Preliminary assessment, Dec 15, 2016 Edit
We need to collect examples of all the problems and edge cases.
When a paragraph moves -- how do we show both the move and that some of the text has been changed?
May I lead your attention to mw:User:PerfektesChaos/WikidiffLX?
- It solves at least some of the problems mentioned here.
- There is a suitable C++ code implementing the suggestions available since summer 2011.
- Has been submitted to Bugzilla, but no one was assigned by WMF to have a look at difficult matters.
- The code worked fine for a pile of easy test scenarios, but would need deeper experiences with real wiki edits.
Dev Summit, Jan 4, 2016 Edit
James Hare suggested splitting the combined character count into separate "characters added" and "characters deleted" : +100 -90 instead of +10. (as in Gerrit?)
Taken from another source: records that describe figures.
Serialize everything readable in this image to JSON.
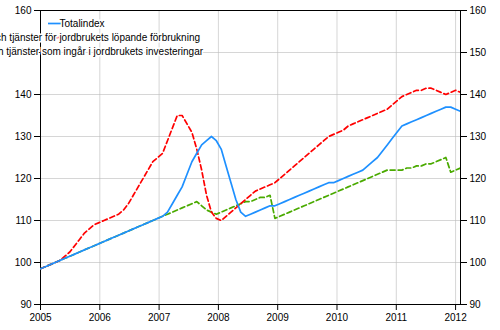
{
  "chart_data": {
    "type": "line",
    "x": [
      2005,
      2005.08236,
      2005.164721,
      2005.247081,
      2005.329442,
      2005.411802,
      2005.494163,
      2005.576523,
      2005.658884,
      2005.741244,
      2005.823605,
      2005.905965,
      2005.988326,
      2006.070686,
      2006.153047,
      2006.235407,
      2006.317767,
      2006.400128,
      2006.482488,
      2006.564849,
      2006.647209,
      2006.72957,
      2006.81193,
      2006.894291,
      2006.976651,
      2007.059012,
      2007.141372,
      2007.223733,
      2007.306093,
      2007.388453,
      2007.470814,
      2007.553174,
      2007.635535,
      2007.717895,
      2007.800256,
      2007.882616,
      2007.964977,
      2008.047337,
      2008.129698,
      2008.212058,
      2008.294419,
      2008.376779,
      2008.45914,
      2008.5415,
      2008.62386,
      2008.706221,
      2008.788581,
      2008.870942,
      2008.953302,
      2009.035663,
      2009.118023,
      2009.200384,
      2009.282744,
      2009.365105,
      2009.447465,
      2009.529826,
      2009.612186,
      2009.694547,
      2009.776907,
      2009.859267,
      2009.941628,
      2010.023988,
      2010.106349,
      2010.188709,
      2010.27107,
      2010.35343,
      2010.435791,
      2010.518151,
      2010.600512,
      2010.682872,
      2010.765233,
      2010.847593,
      2010.929953,
      2011.012314,
      2011.094674,
      2011.177035,
      2011.259395,
      2011.341756,
      2011.424116,
      2011.506477,
      2011.588837,
      2011.671198,
      2011.753558,
      2011.835919,
      2011.918279,
      2012.00064,
      2012.083
    ],
    "series": [
      {
        "name": "Totalindex",
        "color": "#1e90ff",
        "line_style": "solid",
        "values": [
          98.5,
          99.0,
          99.5,
          100.0,
          100.5,
          101.0,
          101.5,
          102.0,
          102.5,
          103.0,
          103.5,
          104.0,
          104.5,
          105.0,
          105.5,
          106.0,
          106.5,
          107.0,
          107.5,
          108.0,
          108.5,
          109.0,
          109.5,
          110.0,
          110.5,
          111.0,
          112.0,
          114.0,
          116.0,
          118.0,
          121.0,
          124.0,
          126.0,
          128.0,
          129.0,
          130.0,
          129.0,
          127.0,
          123.0,
          119.0,
          115.0,
          112.0,
          111.0,
          111.5,
          112.0,
          112.5,
          113.0,
          113.5,
          113.5,
          114.0,
          114.5,
          115.0,
          115.5,
          116.0,
          116.5,
          117.0,
          117.5,
          118.0,
          118.5,
          119.0,
          119.0,
          119.5,
          120.0,
          120.5,
          121.0,
          121.5,
          122.0,
          123.0,
          124.0,
          125.0,
          126.5,
          128.0,
          129.5,
          131.0,
          132.5,
          133.0,
          133.5,
          134.0,
          134.5,
          135.0,
          135.5,
          136.0,
          136.5,
          137.0,
          137.0,
          136.5,
          136.0
        ]
      },
      {
        "name": "Varor och tjänster för jordbrukets löpande förbrukning",
        "color": "#ff0000",
        "line_style": "dashed",
        "values": [
          98.5,
          99.0,
          99.5,
          100.0,
          100.5,
          101.5,
          102.5,
          104.0,
          105.5,
          107.0,
          108.0,
          109.0,
          109.5,
          110.0,
          110.5,
          111.0,
          111.5,
          112.5,
          114.0,
          116.0,
          118.0,
          120.0,
          122.0,
          124.0,
          125.0,
          126.0,
          129.0,
          132.0,
          135.0,
          135.0,
          133.0,
          131.0,
          127.0,
          122.0,
          116.0,
          112.0,
          110.5,
          110.0,
          111.0,
          112.0,
          113.0,
          114.0,
          115.0,
          116.0,
          117.0,
          117.5,
          118.0,
          118.5,
          119.0,
          120.0,
          121.0,
          122.0,
          123.0,
          124.0,
          125.0,
          126.0,
          127.0,
          128.0,
          129.0,
          130.0,
          130.5,
          131.0,
          131.5,
          132.5,
          133.0,
          133.5,
          134.0,
          134.5,
          135.0,
          135.5,
          136.0,
          136.5,
          137.5,
          138.5,
          139.5,
          140.0,
          140.5,
          141.0,
          141.0,
          141.5,
          141.5,
          141.0,
          140.5,
          140.0,
          140.5,
          141.0,
          140.5
        ]
      },
      {
        "name": "Varor och tjänster som ingår i jordbrukets investeringar",
        "color": "#4aaa00",
        "line_style": "dashed",
        "values": [
          98.5,
          99.0,
          99.5,
          100.0,
          100.5,
          101.0,
          101.5,
          102.0,
          102.5,
          103.0,
          103.5,
          104.0,
          104.5,
          105.0,
          105.5,
          106.0,
          106.5,
          107.0,
          107.5,
          108.0,
          108.5,
          109.0,
          109.5,
          110.0,
          110.5,
          111.0,
          111.5,
          112.0,
          112.5,
          113.0,
          113.5,
          114.0,
          114.5,
          113.5,
          112.5,
          112.0,
          111.5,
          112.0,
          112.5,
          113.0,
          113.5,
          114.0,
          114.5,
          114.5,
          115.0,
          115.5,
          115.5,
          116.0,
          110.5,
          111.0,
          111.5,
          112.0,
          112.5,
          113.0,
          113.5,
          114.0,
          114.5,
          115.0,
          115.5,
          116.0,
          116.5,
          117.0,
          117.5,
          118.0,
          118.5,
          119.0,
          119.5,
          120.0,
          120.5,
          121.0,
          121.5,
          122.0,
          122.0,
          122.0,
          122.0,
          122.5,
          122.5,
          123.0,
          123.0,
          123.5,
          123.5,
          124.0,
          124.5,
          125.0,
          121.5,
          122.0,
          122.5
        ]
      }
    ],
    "xlim": [
      2005,
      2012.083
    ],
    "xticks": [
      2005,
      2006,
      2007,
      2008,
      2009,
      2010,
      2011,
      2012
    ],
    "ylim": [
      90,
      160
    ],
    "yticks": [
      90,
      100,
      110,
      120,
      130,
      140,
      150,
      160
    ],
    "y2lim": [
      90,
      160
    ],
    "y2ticks": [
      90,
      100,
      110,
      120,
      130,
      140,
      150,
      160
    ],
    "grid": true,
    "legend": "upper left"
  }
}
The copyvio tool may also be inspiration for how to represent highlighting that matches different parts of the page?
Process idea: Don't just look at confusing diffs and try to solve them. Look at clear diffs, and figure out what's useful about them. Change a link, change a reference, copy editing -- what does a helpful diff do?
Aaron has utilities for processing diffs. Look at his Snuggle model -- you can go through edits and see colors -- characters removed are in red with strike-through, characters added are green.
Also look at Localwiki.org, Wordpress, Git.
- I just learned about this page/project when I made a very similar suggestion to the one above by James Hare.
- See Wikipedia:Village pump (technical)#Question about DIFF pages. Koala Tea Of Mercy (talk) 04:25, 21 February 2016 (UTC)
Meeting with TCB, Jan 13, 2016 Edit
TCB has also been looking at this (TCB notes in German), specifically the problem of moving paragraphs and changing some words.
They're also looking at PerfektesChaos' suggestions on mw.org: User:PerfektesChaos/WikidiffLX.
Conversation with MaxSem, June 20, 2016 Edit
"Investigate increasing limit for word-level diffs" (T128697) is still blocked... we should see if we can help. This would fix the original problem noted in the proposal.
Another concrete thing we could try to take on is "fuzzy changes" -- moving a paragraph to another place and making changes within that paragraph. Our current diff-handling only shows that a paragraph has been deleted and another has been added; it doesn't flag the fact that the new text bears a high degree of matching to the deleted text. Max says that this is possible to work on, but handling this may tank performance -- it's adding another quadratic on top of the original quadratic. He says that C++ is too rigid to iterate on, too easy to break the site or introduce security problems. We should consider porting to a memory-safe language like Rust. It's safer to iterate, and less of a pain to work with.
Phabricator, July 1, 2016 Edit
On T138922, Jan Dittrich says: "There is a Wiki Extension (Extension:wikEdDiff) which can recognize moved Text by User:Cacycle based on an algorithm described in Paul Heckel: A technique for isolating differences between files Communications of the ACM 21(4):264 (1978). (Demo)"
Bryan says: "The problem with alternate diff engines is that they are typically too slow to be used on Wikimedia wikis. In production we use wikidiff2 which is written in C and there are still some nasty diffs that it takes a very long time to process... That extension even points out the perf issues -- 'For typical comparisons, the MediaWiki default engine 'wikidiff3' is typically faster by a factor of up to 3 to 4-fold.' -- and wikidiff2 is much faster than wikidiff3. Spending >400% more time computing diffs won't make the servers too happy.
"I'm sure the diff engine could be improved, but it's not going to be a quick fix project. The steps would be basically to experiment with things like the client side wikiEdDiff gadget to get to the hoped for output and then work hard to make the algorithm for that efficient and finally implement it in C/C++ code. MaxSem is interested in this problem space and would be a good person to talk to about it."